Bersjacht kan ongeacht de mast uitgevoerd worden en kan bijv. in mastrijke jaren na de aanzitjacht ingezet worden, juist op percelen met mast. Het houdt in dat een jager tegen de wind in wilde zwijnen probeert te verrassen (Groot Bruinderink en Lammertsma 2002). Deze methode is inspannend, veeleisend en wordt weinig toegepast omdat deze over het algemeen minder tijdsefficiënt is als aanzitten bij voerplaatsen.

Met het oog op reductie van de populatie dient bij afschot binnen de rotte zoveel mogelijk

geselecteerd te worden op jonge vrouwelijke dieren. In Duitsland wordt geadviseerd om te streven naar een afschot dat voor 75% bestaat uit biggen en voor 90% uit biggen plus overlopers

(Briedermann 2009). Onder goede lichtomstandigheden kunnen vrouwelijke biggen vanaf november-december, op een leeftijd van 9-11 maanden, door een ervaren jager geselecteerd worden (mond.

med. Harry Vliedstra, toezichthouder Veluwe Staatsbosbeheer). De zomerperiode, met lange dagen en korte nachten, biedt de beste kansen om selectief af te schieten.

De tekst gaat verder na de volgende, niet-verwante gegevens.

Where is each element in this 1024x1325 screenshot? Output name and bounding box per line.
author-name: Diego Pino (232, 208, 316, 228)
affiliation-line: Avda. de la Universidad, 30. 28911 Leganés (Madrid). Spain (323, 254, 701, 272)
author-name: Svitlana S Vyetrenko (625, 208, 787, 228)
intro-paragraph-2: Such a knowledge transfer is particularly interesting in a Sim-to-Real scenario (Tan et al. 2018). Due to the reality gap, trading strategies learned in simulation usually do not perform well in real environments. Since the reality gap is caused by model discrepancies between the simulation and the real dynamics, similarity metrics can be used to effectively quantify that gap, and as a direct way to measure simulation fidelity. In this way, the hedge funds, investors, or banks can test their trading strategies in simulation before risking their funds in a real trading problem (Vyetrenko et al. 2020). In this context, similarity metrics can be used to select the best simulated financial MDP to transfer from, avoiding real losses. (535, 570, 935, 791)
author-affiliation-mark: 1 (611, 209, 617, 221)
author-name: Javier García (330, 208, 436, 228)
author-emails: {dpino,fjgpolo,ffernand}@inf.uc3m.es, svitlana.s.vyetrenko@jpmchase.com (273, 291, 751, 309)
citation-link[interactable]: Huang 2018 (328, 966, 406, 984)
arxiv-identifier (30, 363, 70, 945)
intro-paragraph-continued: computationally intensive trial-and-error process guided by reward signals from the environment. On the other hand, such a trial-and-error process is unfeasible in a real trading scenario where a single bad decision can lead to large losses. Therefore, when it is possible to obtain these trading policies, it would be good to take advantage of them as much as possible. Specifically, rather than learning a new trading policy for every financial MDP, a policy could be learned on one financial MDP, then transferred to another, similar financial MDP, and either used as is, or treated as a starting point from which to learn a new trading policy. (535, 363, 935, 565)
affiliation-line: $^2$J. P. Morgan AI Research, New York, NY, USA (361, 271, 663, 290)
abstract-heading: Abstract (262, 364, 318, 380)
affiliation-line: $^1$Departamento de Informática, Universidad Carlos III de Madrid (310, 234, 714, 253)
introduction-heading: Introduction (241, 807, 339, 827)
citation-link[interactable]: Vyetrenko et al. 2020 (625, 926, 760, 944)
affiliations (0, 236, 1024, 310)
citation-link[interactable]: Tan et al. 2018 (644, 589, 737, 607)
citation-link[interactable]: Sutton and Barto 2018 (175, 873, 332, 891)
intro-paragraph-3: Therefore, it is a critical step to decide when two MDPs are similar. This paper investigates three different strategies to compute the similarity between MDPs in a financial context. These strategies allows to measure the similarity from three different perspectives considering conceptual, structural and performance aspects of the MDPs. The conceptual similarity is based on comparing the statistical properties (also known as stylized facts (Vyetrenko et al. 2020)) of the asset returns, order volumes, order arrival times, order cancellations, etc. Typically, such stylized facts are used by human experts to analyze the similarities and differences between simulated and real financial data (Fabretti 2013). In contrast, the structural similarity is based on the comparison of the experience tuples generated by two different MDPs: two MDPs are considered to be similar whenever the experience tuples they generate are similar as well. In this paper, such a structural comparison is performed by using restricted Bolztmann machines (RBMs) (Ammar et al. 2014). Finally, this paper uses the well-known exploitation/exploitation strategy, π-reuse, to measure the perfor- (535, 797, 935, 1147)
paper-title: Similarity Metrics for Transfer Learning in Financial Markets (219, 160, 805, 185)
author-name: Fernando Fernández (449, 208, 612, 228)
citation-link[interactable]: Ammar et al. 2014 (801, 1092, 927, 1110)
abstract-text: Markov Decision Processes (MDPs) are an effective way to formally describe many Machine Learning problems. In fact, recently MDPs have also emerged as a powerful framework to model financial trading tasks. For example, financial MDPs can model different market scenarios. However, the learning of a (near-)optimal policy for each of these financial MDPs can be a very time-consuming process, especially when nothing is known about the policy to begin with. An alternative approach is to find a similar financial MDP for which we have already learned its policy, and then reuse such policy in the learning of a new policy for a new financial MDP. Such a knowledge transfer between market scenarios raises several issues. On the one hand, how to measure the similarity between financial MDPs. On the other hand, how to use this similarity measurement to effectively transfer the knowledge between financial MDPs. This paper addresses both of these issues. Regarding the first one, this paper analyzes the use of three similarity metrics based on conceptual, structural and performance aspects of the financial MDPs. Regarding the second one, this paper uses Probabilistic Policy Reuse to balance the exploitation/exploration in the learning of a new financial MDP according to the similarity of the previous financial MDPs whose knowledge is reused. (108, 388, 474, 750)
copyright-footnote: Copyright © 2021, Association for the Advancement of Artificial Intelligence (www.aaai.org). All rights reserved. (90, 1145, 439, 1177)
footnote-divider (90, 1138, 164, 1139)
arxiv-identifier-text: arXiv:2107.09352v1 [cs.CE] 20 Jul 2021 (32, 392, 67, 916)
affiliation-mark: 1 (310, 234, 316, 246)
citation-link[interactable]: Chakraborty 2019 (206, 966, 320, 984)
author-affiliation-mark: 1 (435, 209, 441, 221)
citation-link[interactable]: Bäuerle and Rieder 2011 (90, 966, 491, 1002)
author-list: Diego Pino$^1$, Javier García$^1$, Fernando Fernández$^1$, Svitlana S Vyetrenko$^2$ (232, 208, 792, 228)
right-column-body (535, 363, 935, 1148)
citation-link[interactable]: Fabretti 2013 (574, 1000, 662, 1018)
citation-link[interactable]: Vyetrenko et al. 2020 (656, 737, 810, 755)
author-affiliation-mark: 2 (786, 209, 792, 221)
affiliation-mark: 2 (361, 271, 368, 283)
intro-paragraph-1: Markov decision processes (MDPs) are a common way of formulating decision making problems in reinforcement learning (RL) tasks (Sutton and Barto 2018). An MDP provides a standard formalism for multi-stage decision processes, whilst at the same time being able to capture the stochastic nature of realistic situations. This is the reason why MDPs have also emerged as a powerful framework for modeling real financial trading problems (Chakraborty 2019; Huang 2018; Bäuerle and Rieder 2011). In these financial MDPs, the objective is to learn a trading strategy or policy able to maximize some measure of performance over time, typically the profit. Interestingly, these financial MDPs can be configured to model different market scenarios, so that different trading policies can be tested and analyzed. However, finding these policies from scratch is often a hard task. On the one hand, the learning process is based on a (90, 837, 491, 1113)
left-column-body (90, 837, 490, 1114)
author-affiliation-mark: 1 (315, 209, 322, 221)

In de schemer en de nacht moet hierbij kunstlicht, restlichtversterking of warmtebeeldversterking gebruikt worden.De praktijk leert dat mannelijke biggen veelal aan de rand van de rotte staan en zeugjes in het midden van de voerplaats.

Een restlichtversterker is het meest geschikt om vrouwelijke en mannelijke dieren goed te onderscheiden. Dit kan ook tot op zekere hoogte met een warmtebeeldcamera, maar die toont minder details. Een warmtebeeldcamera geeft wel een goed overzicht van de hele rotte, omdat die als het ware door vegetatie heen kijkt. Een warmtebeeldcamera laat bijvoorbeeld duidelijk zien of een zeug biggen bij zich heeft of niet. Zodat van afschot van adulte vrouwelijke dieren in principe mogelijk is zonder de weidelijkheidsregels te overtreden.

Lokvoer kan het best handmatig uitgestrooid worden, in een lijn dwars op de kijkrichting van de jager, zodat de zwijnen ieder apart goed zichtbaar zijn (Briedermann 2009). Voerautomaten besparen tijd, maar verspreiden het lokvoer niet goed.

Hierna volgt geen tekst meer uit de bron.